What are we doing for these people that is really useful to their specific need? I'm part of the mental illness crowd. I've been battling for sixteen years to be a successful person. I've made a lot of mistakes along the way. Some because I'm human, others because I just have no idea how to interact in normal situations. I'm awkward, clumsy, nervous. I have the outcome of all situations already completed in my head, and I just can't feel stupid or failing any longer. So I don't feel. Being that one of my biggest problems right now is that I've got no desire to clean or make real meals. I have even stopped faking happiness around my kids. I do take meds and see a therapist, but they're paid for help. If I jump off of a bridge my psychologist and therapist look like they're failing so they try to help, sometimes only discouraging the reaching out for help urge.

I appreciate the food donated to my family, and the money our church gives us for groceries in the spring, and clothes donated, clothes my mil buys the kids, even though she throws it in my face.

But what I really need is a person to come to my house and work with me all day. In my home. To show me problem solving, show me organization, and to do so non-judgementally. Advice rarely makes it past the giver's lips. 

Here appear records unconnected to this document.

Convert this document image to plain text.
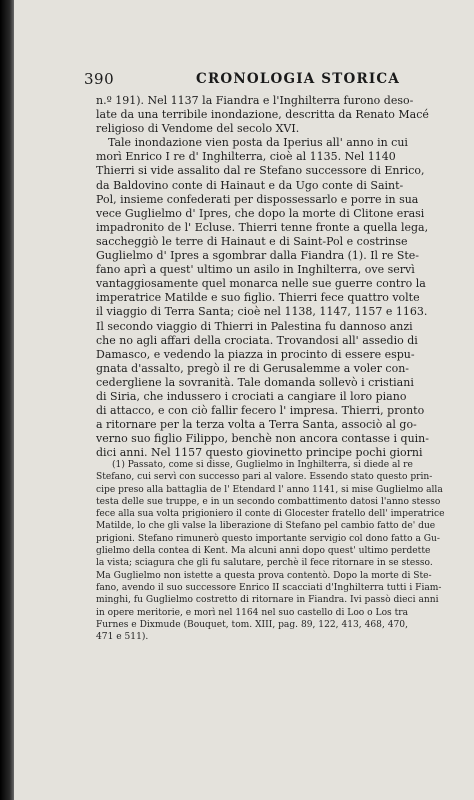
390	CRONOLOGIA STORICA
n.º 191). Nel 1137 la Fiandra e l'Inghilterra furono deso-
late da una terribile inondazione, descritta da Renato Macé
religioso di Vendome del secolo XVI.
Tale inondazione vien posta da Iperius all' anno in cui
morì Enrico I re d' Inghilterra, cioè al 1135. Nel 1140
Thierri si vide assalito dal re Stefano successore di Enrico,
da Baldovino conte di Hainaut e da Ugo conte di Saint-
Pol, insieme confederati per dispossessarlo e porre in sua
vece Guglielmo d' Ipres, che dopo la morte di Clitone erasi
impadronito de l' Ecluse. Thierri tenne fronte a quella lega,
saccheggiò le terre di Hainaut e di Saint-Pol e costrinse
Guglielmo d' Ipres a sgombrar dalla Fiandra (1). Il re Ste-
fano aprì a quest' ultimo un asilo in Inghilterra, ove servì
vantaggiosamente quel monarca nelle sue guerre contro la
imperatrice Matilde e suo figlio. Thierri fece quattro volte
il viaggio di Terra Santa; cioè nel 1138, 1147, 1157 e 1163.
Il secondo viaggio di Thierri in Palestina fu dannoso anzi
che no agli affari della crociata. Trovandosi all' assedio di
Damasco, e vedendo la piazza in procinto di essere espu-
gnata d'assalto, pregò il re di Gerusalemme a voler con-
cedergliene la sovranità. Tale domanda sollevò i cristiani
di Siria, che indussero i crociati a cangiare il loro piano
di attacco, e con ciò fallir fecero l' impresa. Thierri, pronto
a ritornare per la terza volta a Terra Santa, associò al go-
verno suo figlio Filippo, benchè non ancora contasse i quin-
dici anni. Nel 1157 questo giovinetto principe pochi giorni
(1) Passato, come si disse, Guglielmo in Inghilterra, si diede al re
Stefano, cui servì con successo pari al valore. Essendo stato questo prin-
cipe preso alla battaglia de l' Etendard l' anno 1141, si mise Guglielmo alla
testa delle sue truppe, e in un secondo combattimento datosi l'anno stesso
fece alla sua volta prigioniero il conte di Glocester fratello dell' imperatrice
Matilde, lo che gli valse la liberazione di Stefano pel cambio fatto de' due
prigioni. Stefano rimunerò questo importante servigio col dono fatto a Gu-
glielmo della contea di Kent. Ma alcuni anni dopo quest' ultimo perdette
la vista; sciagura che gli fu salutare, perchè il fece ritornare in se stesso.
Ma Guglielmo non istette a questa prova contentò. Dopo la morte di Ste-
fano, avendo il suo successore Enrico II scacciati d'Inghilterra tutti i Fiam-
minghi, fu Guglielmo costretto di ritornare in Fiandra. Ivi passò dieci anni
in opere meritorie, e morì nel 1164 nel suo castello di Loo o Los tra
Furnes e Dixmude (Bouquet, tom. XIII, pag. 89, 122, 413, 468, 470,
471 e 511).
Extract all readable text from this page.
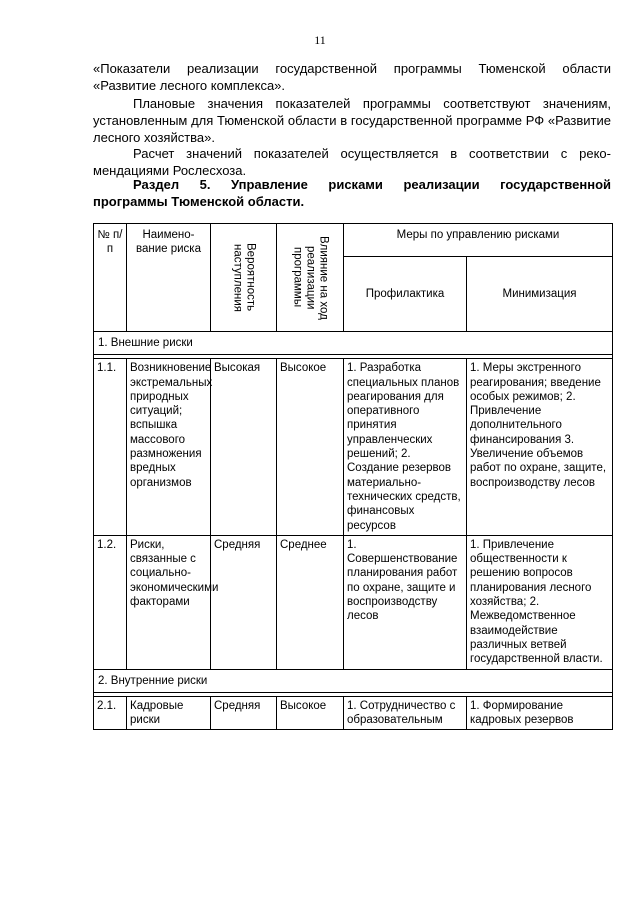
11

«Показатели реализации государственной программы Тюменской области «Развитие лесного комплекса».

Плановые значения показателей программы соответствуют значениям, установленным для Тюменской области в государственной программе РФ «Развитие лесного хозяйства».

Расчет значений показателей осуществляется в соответствии с реко-мендациями Рослесхоза.

Раздел 5. Управление рисками реализации государственной
программы Тюменской области.
№ п/п	Наимено-вание риска	Вероятность наступления	Влияние на ход реализации программы	Меры по управлению рисками	
				Профилактика	Минимизация
1. Внешние риски					

1.1.	Возникновение экстремальных природных ситуаций; вспышка массового размножения вредных организмов	Высокая	Высокое	1. Разработка специальных планов реагирования для оперативного принятия управленческих решений; 2. Создание резервов материально-технических средств, финансовых ресурсов	1. Меры экстренного реагирования; введение особых режимов; 2. Привлечение дополнительного финансирования 3. Увеличение объемов работ по охране, защите, воспроизводству лесов
1.2.	Риски, связанные с социально-экономическими факторами	Средняя	Среднее	1. Совершенствование планирования работ по охране, защите и воспроизводству лесов	1. Привлечение общественности к решению вопросов планирования лесного хозяйства; 2. Межведомственное взаимодействие различных ветвей государственной власти.
2. Внутренние риски					

2.1.	Кадровые риски	Средняя	Высокое	1. Сотрудничество с образовательным	1. Формирование кадровых резервов
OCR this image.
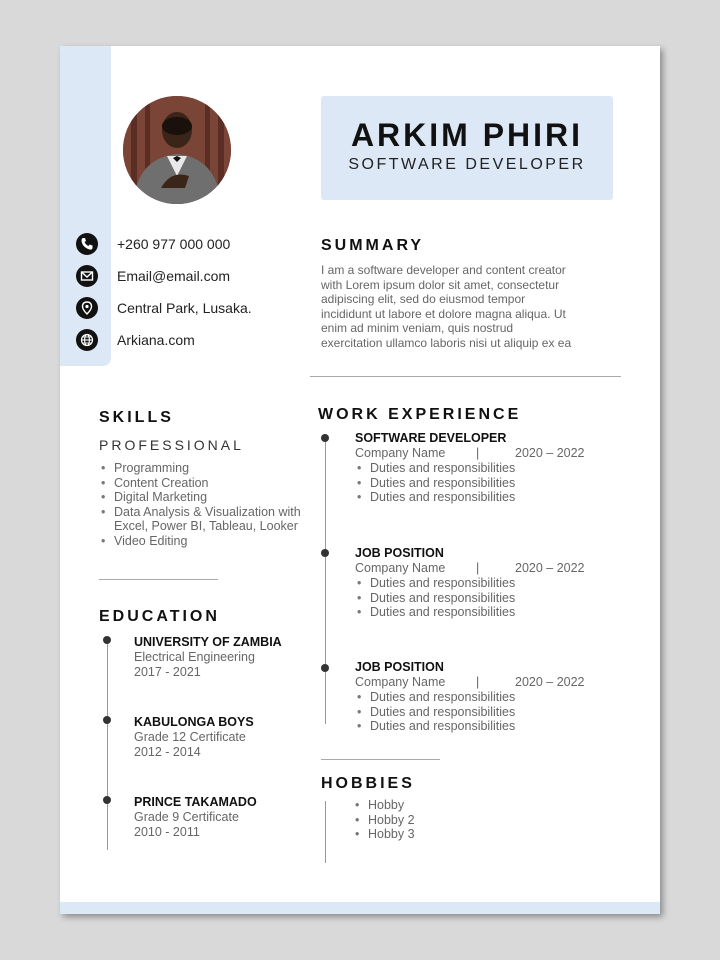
ARKIM PHIRI
SOFTWARE DEVELOPER
+260 977 000 000
Email@email.com
Central Park, Lusaka.
Arkiana.com
SUMMARY
I am a software developer and content creator
with Lorem ipsum dolor sit amet, consectetur
adipiscing elit, sed do eiusmod tempor
incididunt ut labore et dolore magna aliqua. Ut
enim ad minim veniam, quis nostrud
exercitation ullamco laboris nisi ut aliquip ex ea
SKILLS
PROFESSIONAL
• Programming
• Content Creation
• Digital Marketing
• Data Analysis & Visualization with Excel, Power BI, Tableau, Looker
• Video Editing
EDUCATION
UNIVERSITY OF ZAMBIA
Electrical Engineering
2017 - 2021
KABULONGA BOYS
Grade 12 Certificate
2012 - 2014
PRINCE TAKAMADO
Grade 9 Certificate
2010 - 2011
WORK EXPERIENCE
SOFTWARE DEVELOPER
Company Name |	2020 – 2022
• Duties and responsibilities
• Duties and responsibilities
• Duties and responsibilities
JOB POSITION
Company Name |	2020 – 2022
• Duties and responsibilities
• Duties and responsibilities
• Duties and responsibilities
JOB POSITION
Company Name |	2020 – 2022
• Duties and responsibilities
• Duties and responsibilities
• Duties and responsibilities
HOBBIES
• Hobby
• Hobby 2
• Hobby 3
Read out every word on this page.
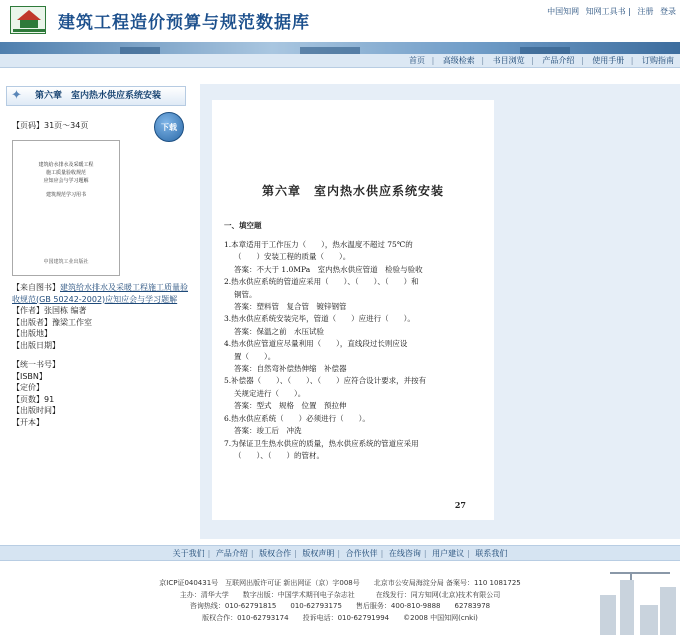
建筑工程造价预算与规范数据库
中国知网 知网工具书 | 注册 登录
首页 | 高级检索 | 书目浏览 | 产品介绍 | 使用手册 | 订购指南
✦	第六章　室内热水供应系统安装
【页码】31页～34页	下载
建筑给水排水及采暖工程
施工质量验收规范
应知应会与学习题解
建筑规范学习用书
中国建筑工业出版社
【来自图书】建筑给水排水及采暖工程施工质量验收规范(GB 50242-2002)应知应会与学习题解
【作者】张国栋 编著
【出版者】豫梁工作室
【出版地】
【出版日期】
【统一书号】
【ISBN】
【定价】
【页数】91
【出版时间】
【开本】
第六章　室内热水供应系统安装
一、填空题
1.本章适用于工作压力（　　），热水温度不超过 75℃的
（　　）安装工程的质量（　　）。
答案：不大于 1.0MPa　室内热水供应管道　检验与验收
2.热水供应系统的管道应采用（　　）、（　　）、（　　）和
铜管。
答案：塑料管　复合管　镀锌钢管
3.热水供应系统安装完毕，管道（　　）应进行（　　）。
答案：保温之前　水压试验
4.热水供应管道应尽量利用（　　），直线段过长则应设
置（　　）。
答案：自然弯补偿热伸缩　补偿器
5.补偿器（　　）、（　　）、（　　）应符合设计要求，并按有
关规定进行（　　）。
答案：型式　规格　位置　预拉伸
6.热水供应系统（　　）必须进行（　　）。
答案：竣工后　冲洗
7.为保证卫生热水供应的质量，热水供应系统的管道应采用
（　　）、（　　）的管材。
27
关于我们 | 产品介绍 | 版权合作 | 版权声明 | 合作伙伴 | 在线咨询 | 用户建议 | 联系我们
京ICP证040431号　互联网出版许可证 新出网证（京）字008号　　北京市公安局海淀分局 备案号：110 1081725
主办：清华大学　　数字出版：中国学术期刊电子杂志社　　　在线发行：同方知网(北京)技术有限公司
咨询热线：010-62791815　　010-62793175　　售后服务：400-810-9888　　62783978
版权合作：010-62793174　　投诉电话：010-62791994　　©2008 中国知网(cnki)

I live in public housing. I can't keep it together so I'm being evicted. My landlord has no clue how hard I've worked to always have the trash out and do the little cleaning that I do get completed. She sees me as lazy and unclean. She treats me like I'm less than her because I need help. Unfortunately she is in charge of my housing lease and holds it over my head like she holds my whole being and existence in her hand. And she enjoys it. Always condescending and accusatory, she calls my house dirty when really it's just cluttered. There is no dirty trash in the house. I admit my shortcomings, I'm mentally ill and need help before I lose everything. And all of the people available to help are looking down on those less fortunate.

I've exhausted all of my resources. I've lost all of my friends, and I'm pretty sure that my family has slipped too.